Il mercato del carbonio: una svolta attesa, ma controversa

Il nuovo obiettivo finanziario faticosamente adottato alla COP29 di Baku “è una polizza assicurativa per l’umanità” di fronte agli effetti del cambiamento climatico, ma “non è il momento di fare trionfalismi”, ha affermato Simon Stiell, segretario esecutivo dell’Unfcc, l’agenzia Onu per il clima. “Nessun Paese ha ottenuto tutto ciò che voleva e lasciamo Baku con una montagna di lavoro da fare, quindi ora non è il momento dei trionfalismi”, ha aggiunto.

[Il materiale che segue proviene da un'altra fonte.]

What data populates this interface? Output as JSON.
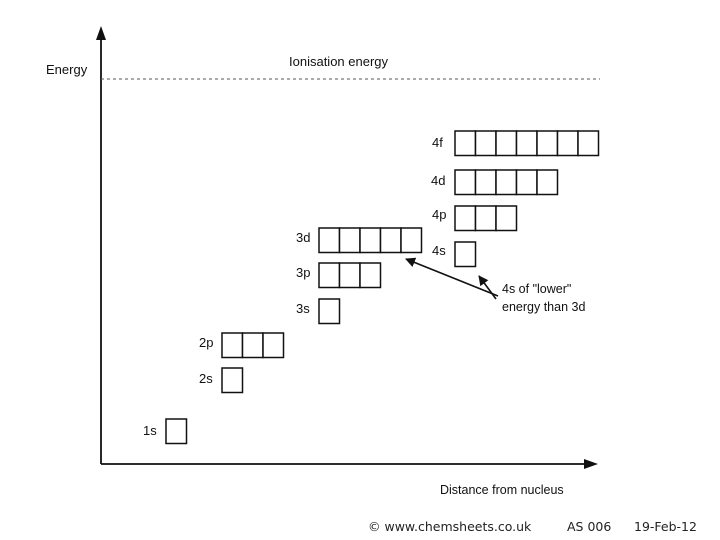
{
  "axes": {
    "y_label": "Energy",
    "x_label": "Distance from nucleus"
  },
  "ionisation_label": "Ionisation energy",
  "subshells": [
    {
      "label": "1s",
      "boxes": 1
    },
    {
      "label": "2s",
      "boxes": 1
    },
    {
      "label": "2p",
      "boxes": 3
    },
    {
      "label": "3s",
      "boxes": 1
    },
    {
      "label": "3p",
      "boxes": 3
    },
    {
      "label": "3d",
      "boxes": 5
    },
    {
      "label": "4s",
      "boxes": 1
    },
    {
      "label": "4p",
      "boxes": 3
    },
    {
      "label": "4d",
      "boxes": 5
    },
    {
      "label": "4f",
      "boxes": 7
    }
  ],
  "annotation": {
    "line1": "4s of \"lower\"",
    "line2": "energy than 3d"
  },
  "footer": {
    "copyright": "© www.chemsheets.co.uk",
    "code": "AS 006",
    "date": "19-Feb-12"
  }
}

Il documento finale comunque accontenta anche l’Arabia Saudita, perché non aumenta gli impegni di decarbonizzazione rispetto a quanto deciso l’anno scorso alla Cop28 di Dubai. La Ue ha dovuto cedere su questo, come pure su diritti umani e delle donne, citati in modo generico. Il testo invita comunque ad arrivare a 1300 miliardi all’anno di aiuti al 2035, e fissa una Road map da Baku a Belem, sede della prossima Cop30 in Brasile, per studiare come si possa arrivare a questo obiettivo. L’auspicio è che gli impegni presi a Baku in Brasile si traducano in azioni più ambiziose e concrete. Riuscirà la comunità internazionale a colmare il divario tra promesse e realtà? La strada per affrontare la crisi climatica resta lunga e impervia, ma la pressione globale per soluzioni più incisive è destinata ad aumentare.